DE: Yeah, and so there are other advantages to BSI as well, because it's very shallow, in terms of the angle of incidence of light rays it can accept from the lens.

JK: Yes, it makes the microlenses much more efficient. You're looking at about a 70% improvement in angle of light to the photodiode.

DE: Wow, 70%. That's really significant.

JK: Versus the sensor that's in the NX30.

DE: Yeah. Now to some extent, the angle of the light, that's a function of the lens, what it's designed to put out in terms of the angle of the light rays that approach the sensor. But this might give you less shading, around the edges?

JK: Well, yes and no. That's up to the lenses that you're feeding the pixels with. It gives you an opportunity to use lenses that are less image-side telecentric...
[Telecentricity refers to how close light rays coming from the lens are to perpendicular as they contact the sensor.]

DE: Yeah.

JK: So in the last... long time, the last ten years-ish or so, as manufacturers have been building more digital lenses, they've been focusing on supporting microlenses with image-side telecentric light presentation...

DE: Yeah.

Telecentric lenses are designed so light rays will enter the sensor straight-on.

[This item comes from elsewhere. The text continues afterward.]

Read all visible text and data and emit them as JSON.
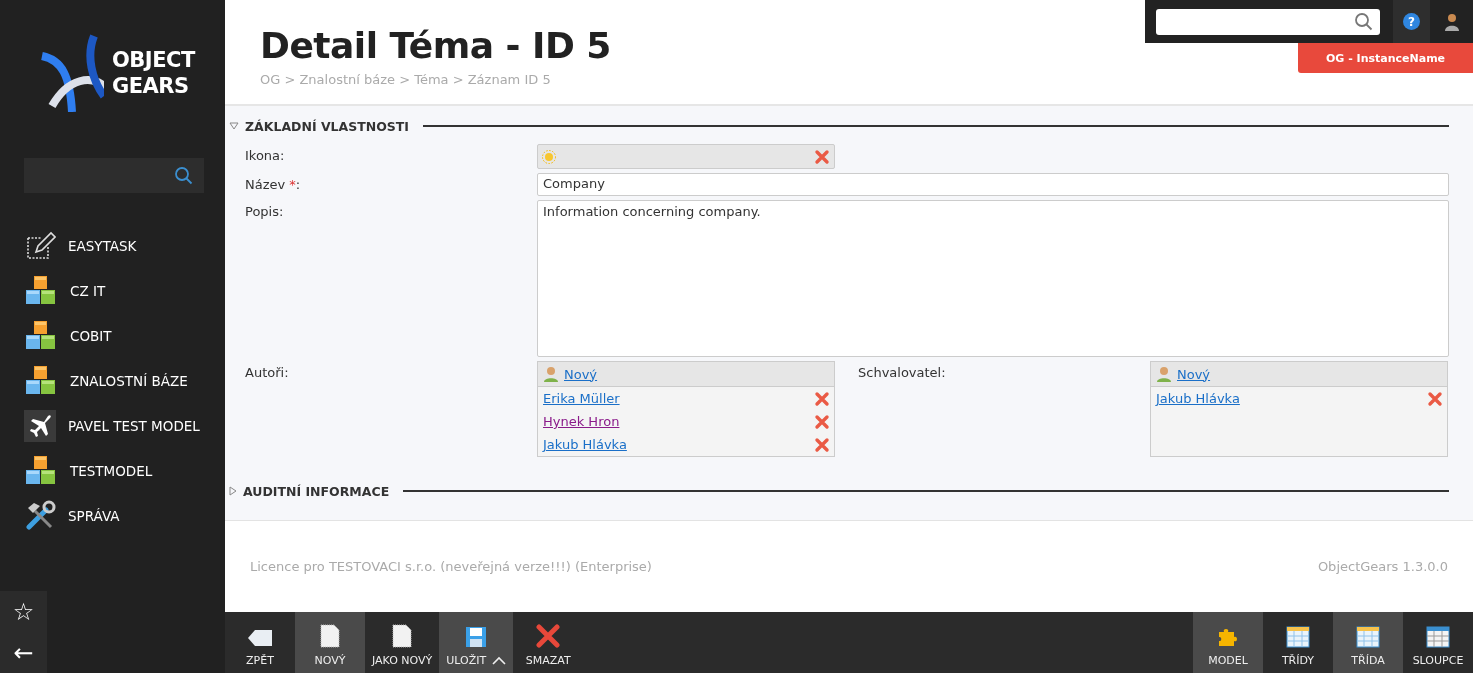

This helps avoid problems around the edges and corners of the sensor caused by shading due to the deep 3-D structure of the pixel circuitry, as well as aberrations resulting from the light striking the microlenses at an angle.
Image courtesy Keyence Vision Systems.

JK: You don't necessarily have to do that, you don't have to do that as much with this lens. You're not going to get the falloff, you're not going to get some of the color fringing that you get from bleed between pixels, and CFA pollution. That being said, most of the lenses that are on the market now, especially the ones from us, have been designed to already present the light relatively straight to the surface of the image sensor, so if it's already presenting the light straight that's fantastic with these backside-illumination structures, and it makes them even more efficient at collecting light.

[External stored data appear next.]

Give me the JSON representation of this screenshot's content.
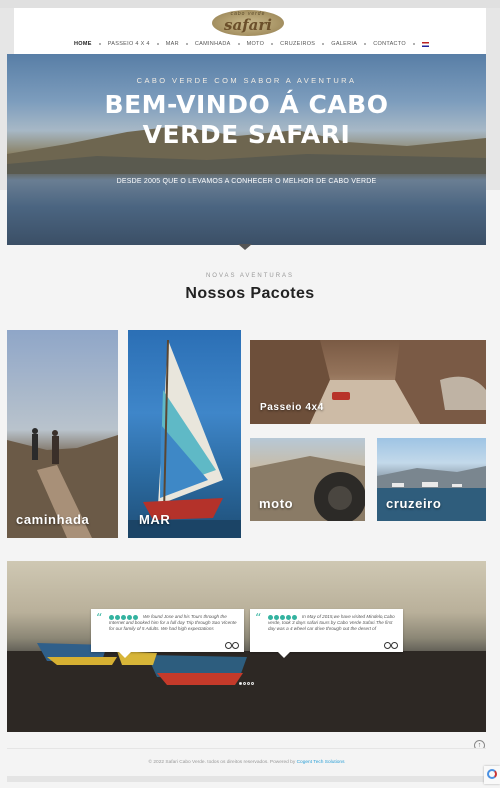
{
  "logo": {
    "small": "cabo verde",
    "main": "safari"
  },
  "nav": {
    "items": [
      "HOME",
      "PASSEIO 4 X 4",
      "MAR",
      "CAMINHADA",
      "MOTO",
      "CRUZEIROS",
      "GALERIA",
      "CONTACTO"
    ],
    "active": "HOME"
  },
  "hero": {
    "subtitle": "CABO VERDE COM SABOR A AVENTURA",
    "title_line1": "BEM-VINDO Á CABO",
    "title_line2": "VERDE SAFARI",
    "tagline": "DESDE 2005 QUE O LEVAMOS A CONHECER O MELHOR DE CABO VERDE"
  },
  "packages": {
    "subtitle": "NOVAS AVENTURAS",
    "title": "Nossos Pacotes",
    "tiles": {
      "caminhada": "caminhada",
      "mar": "MAR",
      "passeio": "Passeio 4x4",
      "moto": "moto",
      "cruzeiro": "cruzeiro"
    }
  },
  "testimonials": [
    {
      "text": "We found Jose and his Tours through the Internet and booked him for a full day Trip through Sao Vicente for our family of 5 Adults. We had high expectations",
      "rating": 5
    },
    {
      "text": "In May of 2015,we have visited Mindelo,Cabo verde, took 3 days safari tours by Cabo Verde Safari.The first day was a 4 wheel car drive through out the desert of",
      "rating": 5
    }
  ],
  "footer": {
    "copyright": "© 2022 Safari Cabo Verde. todos os direitos reservados. Powered by",
    "powered_by": "Cogent Tech Solutions"
  },
  "colors": {
    "accent": "#34b3a0",
    "link": "#2a9fd6"
  }
}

DE: And I guess if this BSI technology propagates across the NX line, then that would give your lens designers more latitude too, in that they don't have to be constrained by the need for telecentricity?

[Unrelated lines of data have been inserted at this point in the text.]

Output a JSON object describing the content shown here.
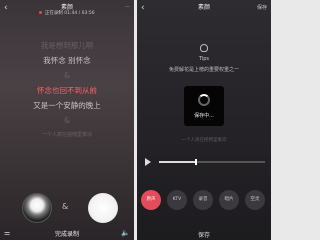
{
  "left": {
    "header": {
      "back_icon": "chevron-left-icon",
      "title": "素颜",
      "recording_label": "正在录制",
      "time": "01:44 / 03:56",
      "right_icon": "more-icon"
    },
    "lyrics": [
      {
        "text": "我是想到那儿啊",
        "state": "dim"
      },
      {
        "text": "我怀念 别怀念",
        "state": "normal"
      },
      {
        "text": "&",
        "state": "dim"
      },
      {
        "text": "怀念也回不到从前",
        "state": "active"
      },
      {
        "text": "又是一个安静的晚上",
        "state": "normal"
      },
      {
        "text": "&",
        "state": "dim"
      },
      {
        "text": "一个人窝在摇椅里乘凉",
        "state": "small"
      }
    ],
    "ampersand": "&",
    "bottom": {
      "tune_icon": "tune-icon",
      "finish_label": "完成录制",
      "volume_icon": "volume-icon"
    }
  },
  "right": {
    "header": {
      "back_icon": "chevron-left-icon",
      "title": "素颜",
      "right_label": "保存"
    },
    "tips": {
      "icon": "lightbulb-icon",
      "title": "Tips",
      "text": "免费解花是上榜的重要权重之一"
    },
    "loading": {
      "label": "保存中..."
    },
    "lyric": "一个人窝在摇椅里乘凉",
    "player": {
      "progress": 0.35
    },
    "effects": [
      {
        "label": "原声",
        "selected": true
      },
      {
        "label": "KTV",
        "selected": false
      },
      {
        "label": "录音",
        "selected": false
      },
      {
        "label": "唱片",
        "selected": false
      },
      {
        "label": "空灵",
        "selected": false
      }
    ],
    "save_label": "保存"
  }
}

JK: It could. I don't know that we'd take that opportunity, though. All this work that's gone on in the last few years across the industry in making the lenses better is still the right way to go, and I would assume and hope that that's the way most of the industry continues to go.

DE: Getting back to trade-offs with on-chip phase-detect AF, one of the big differences between the on-chip phase-detect and the conventional separate phase-detect sensors is that the conventional sensors have much larger pixels, and are consequently more sensitive to light compared to on-chip PD elements. So there's a tradeoff in light sensitivity if you go to on-chip. What's the low-light limit for the NX1?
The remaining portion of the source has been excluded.